Thoughts:

"There is no aspect, no facet, no moment of life that can't be improved with pizza."

Past Thoughts

Tuesday 15 January 2013

School isn't hard

School isn't hard. You come in, you pay attention to the geezer up front, you jolt a few things down, you leave the room and you come in again the next day to do the same thing over. When you compare it to every other thing in life, work, surviving the Amazon jungle, navigating through the streams of the Pacific, it's not hard at all. People will look at students who complain that they have it worst and say, "man up, pussy!" and they're absolutely right. It's not hard.

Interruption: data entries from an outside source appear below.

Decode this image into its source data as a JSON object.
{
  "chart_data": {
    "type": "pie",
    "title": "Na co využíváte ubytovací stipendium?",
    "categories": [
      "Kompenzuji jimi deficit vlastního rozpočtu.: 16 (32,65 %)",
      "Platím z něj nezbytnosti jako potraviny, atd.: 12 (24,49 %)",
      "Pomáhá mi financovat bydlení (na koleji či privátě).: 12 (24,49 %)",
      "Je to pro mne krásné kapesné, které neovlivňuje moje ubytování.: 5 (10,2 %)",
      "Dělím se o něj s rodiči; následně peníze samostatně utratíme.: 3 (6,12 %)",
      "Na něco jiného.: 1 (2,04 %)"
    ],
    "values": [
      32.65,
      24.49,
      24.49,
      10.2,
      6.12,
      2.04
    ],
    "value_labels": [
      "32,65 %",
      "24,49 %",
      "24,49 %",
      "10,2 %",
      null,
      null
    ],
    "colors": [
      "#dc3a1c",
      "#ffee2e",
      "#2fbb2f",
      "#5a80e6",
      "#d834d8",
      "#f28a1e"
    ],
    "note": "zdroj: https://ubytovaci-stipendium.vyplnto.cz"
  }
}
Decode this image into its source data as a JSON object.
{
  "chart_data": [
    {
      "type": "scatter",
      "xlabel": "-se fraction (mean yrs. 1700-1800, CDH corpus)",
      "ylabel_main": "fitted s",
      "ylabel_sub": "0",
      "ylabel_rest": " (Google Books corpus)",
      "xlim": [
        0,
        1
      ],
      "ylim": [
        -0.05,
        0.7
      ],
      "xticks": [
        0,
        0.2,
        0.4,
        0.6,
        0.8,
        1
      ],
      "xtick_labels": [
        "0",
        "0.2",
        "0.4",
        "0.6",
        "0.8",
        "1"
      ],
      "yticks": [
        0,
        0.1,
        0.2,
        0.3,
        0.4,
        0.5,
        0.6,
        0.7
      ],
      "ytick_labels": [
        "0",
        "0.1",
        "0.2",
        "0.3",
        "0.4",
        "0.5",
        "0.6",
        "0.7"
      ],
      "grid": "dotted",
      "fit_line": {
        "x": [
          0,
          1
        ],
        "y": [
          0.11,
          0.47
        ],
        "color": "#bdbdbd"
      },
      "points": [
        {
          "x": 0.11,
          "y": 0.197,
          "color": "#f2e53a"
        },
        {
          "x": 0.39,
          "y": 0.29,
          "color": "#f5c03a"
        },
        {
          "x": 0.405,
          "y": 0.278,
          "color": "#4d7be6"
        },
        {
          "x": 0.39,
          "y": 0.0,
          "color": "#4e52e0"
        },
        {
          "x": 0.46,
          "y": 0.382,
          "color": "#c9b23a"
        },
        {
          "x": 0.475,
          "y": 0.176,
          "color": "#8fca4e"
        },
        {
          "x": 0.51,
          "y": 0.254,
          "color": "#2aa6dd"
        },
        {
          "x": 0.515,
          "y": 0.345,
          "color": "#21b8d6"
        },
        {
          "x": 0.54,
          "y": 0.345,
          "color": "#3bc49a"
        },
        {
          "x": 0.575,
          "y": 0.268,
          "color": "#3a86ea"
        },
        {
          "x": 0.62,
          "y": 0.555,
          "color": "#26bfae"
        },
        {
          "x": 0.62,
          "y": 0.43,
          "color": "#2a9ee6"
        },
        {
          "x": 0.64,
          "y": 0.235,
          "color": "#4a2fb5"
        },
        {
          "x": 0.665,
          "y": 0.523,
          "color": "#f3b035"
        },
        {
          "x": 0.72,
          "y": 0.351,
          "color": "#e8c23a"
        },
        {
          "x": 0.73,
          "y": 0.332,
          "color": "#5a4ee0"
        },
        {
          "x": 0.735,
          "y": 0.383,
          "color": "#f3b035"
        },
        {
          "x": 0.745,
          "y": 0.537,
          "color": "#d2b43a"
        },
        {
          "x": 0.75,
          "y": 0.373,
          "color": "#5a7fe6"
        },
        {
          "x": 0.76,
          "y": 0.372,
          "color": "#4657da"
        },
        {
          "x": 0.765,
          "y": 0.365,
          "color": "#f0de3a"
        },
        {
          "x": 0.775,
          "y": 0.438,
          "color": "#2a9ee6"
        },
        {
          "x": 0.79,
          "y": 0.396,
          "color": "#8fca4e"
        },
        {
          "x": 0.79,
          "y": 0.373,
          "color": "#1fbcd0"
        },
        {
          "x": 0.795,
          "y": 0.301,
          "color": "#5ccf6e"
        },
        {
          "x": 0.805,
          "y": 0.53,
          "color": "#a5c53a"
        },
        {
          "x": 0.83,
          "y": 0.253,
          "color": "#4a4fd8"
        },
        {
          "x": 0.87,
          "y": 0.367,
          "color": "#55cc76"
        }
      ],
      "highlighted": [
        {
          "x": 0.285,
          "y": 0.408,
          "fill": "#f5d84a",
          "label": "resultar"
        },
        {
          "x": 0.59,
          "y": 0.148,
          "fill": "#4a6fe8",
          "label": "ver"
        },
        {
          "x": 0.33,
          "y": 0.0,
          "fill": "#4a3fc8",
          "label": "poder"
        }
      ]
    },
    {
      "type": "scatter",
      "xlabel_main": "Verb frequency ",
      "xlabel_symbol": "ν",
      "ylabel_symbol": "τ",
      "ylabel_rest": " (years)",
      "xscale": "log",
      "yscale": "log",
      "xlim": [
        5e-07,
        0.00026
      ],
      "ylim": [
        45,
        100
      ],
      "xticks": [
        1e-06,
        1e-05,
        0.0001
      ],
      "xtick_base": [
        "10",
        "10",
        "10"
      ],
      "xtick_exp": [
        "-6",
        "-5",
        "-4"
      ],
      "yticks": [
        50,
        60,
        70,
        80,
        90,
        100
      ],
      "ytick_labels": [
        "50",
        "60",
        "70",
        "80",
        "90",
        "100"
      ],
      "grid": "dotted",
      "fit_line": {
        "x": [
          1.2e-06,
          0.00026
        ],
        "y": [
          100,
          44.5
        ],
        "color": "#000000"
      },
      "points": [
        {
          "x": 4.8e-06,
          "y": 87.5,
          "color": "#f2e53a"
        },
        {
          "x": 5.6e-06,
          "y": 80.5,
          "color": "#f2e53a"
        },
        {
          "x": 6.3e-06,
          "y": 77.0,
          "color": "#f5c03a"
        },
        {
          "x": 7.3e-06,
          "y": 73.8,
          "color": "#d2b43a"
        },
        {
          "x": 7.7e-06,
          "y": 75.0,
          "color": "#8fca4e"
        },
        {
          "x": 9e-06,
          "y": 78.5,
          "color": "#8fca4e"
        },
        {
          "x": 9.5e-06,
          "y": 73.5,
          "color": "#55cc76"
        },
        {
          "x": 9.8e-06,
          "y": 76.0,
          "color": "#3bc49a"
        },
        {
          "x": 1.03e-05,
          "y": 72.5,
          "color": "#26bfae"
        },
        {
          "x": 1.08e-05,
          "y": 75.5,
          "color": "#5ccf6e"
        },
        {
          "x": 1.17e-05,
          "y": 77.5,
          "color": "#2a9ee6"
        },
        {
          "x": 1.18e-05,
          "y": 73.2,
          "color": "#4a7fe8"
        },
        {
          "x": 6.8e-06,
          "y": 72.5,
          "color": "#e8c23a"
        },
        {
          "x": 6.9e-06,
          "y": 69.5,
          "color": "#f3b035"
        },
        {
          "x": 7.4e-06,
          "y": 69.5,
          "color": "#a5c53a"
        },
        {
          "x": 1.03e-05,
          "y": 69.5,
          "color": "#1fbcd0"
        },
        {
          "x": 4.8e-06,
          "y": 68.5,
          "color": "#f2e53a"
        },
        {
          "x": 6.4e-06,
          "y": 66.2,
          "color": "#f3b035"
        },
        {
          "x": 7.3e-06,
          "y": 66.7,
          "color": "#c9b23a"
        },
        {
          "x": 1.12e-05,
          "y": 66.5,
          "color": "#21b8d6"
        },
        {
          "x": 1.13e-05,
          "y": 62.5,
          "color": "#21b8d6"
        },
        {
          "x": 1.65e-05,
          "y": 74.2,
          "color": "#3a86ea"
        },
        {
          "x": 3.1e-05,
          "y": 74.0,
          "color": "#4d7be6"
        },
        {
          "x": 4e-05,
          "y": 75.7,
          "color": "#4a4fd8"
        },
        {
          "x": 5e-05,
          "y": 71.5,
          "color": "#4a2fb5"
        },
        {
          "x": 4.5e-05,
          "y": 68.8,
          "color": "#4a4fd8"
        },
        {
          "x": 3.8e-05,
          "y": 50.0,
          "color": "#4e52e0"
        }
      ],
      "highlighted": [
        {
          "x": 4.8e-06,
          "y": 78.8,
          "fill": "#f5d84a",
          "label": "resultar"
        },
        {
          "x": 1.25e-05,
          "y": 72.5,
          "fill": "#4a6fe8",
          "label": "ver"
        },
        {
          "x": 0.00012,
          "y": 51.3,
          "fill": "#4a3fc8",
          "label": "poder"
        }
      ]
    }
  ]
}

It shouldn't be hard, right? Everybody else is cruising through it all just fine. So why can't I get it the fuck together? Maybe it's just nature trying to weed me out of the course, maybe it's just trying to signal to me that this is not my calling. But then what is? Where am I supposed to be if not here? What am I supposed to do if not this? And what if there is no calling for me at all? We like to believe that everyone must be good at something but some of us are just completely crap at everything. Like we're the crap, unfortunate version of Midas where anything we touch turns to crap, disgusting, worthless, crap.

It's so simple. I'm not working two jobs on the side. I have access to a lot of information and facilities that should help me bat off every curve ball flying at my face. My parents are supportive in every way possible. So why am I still crap? Lack of talent? Lack of passion? Fuck it all. Failure sucks, I wish it'd just fuck off.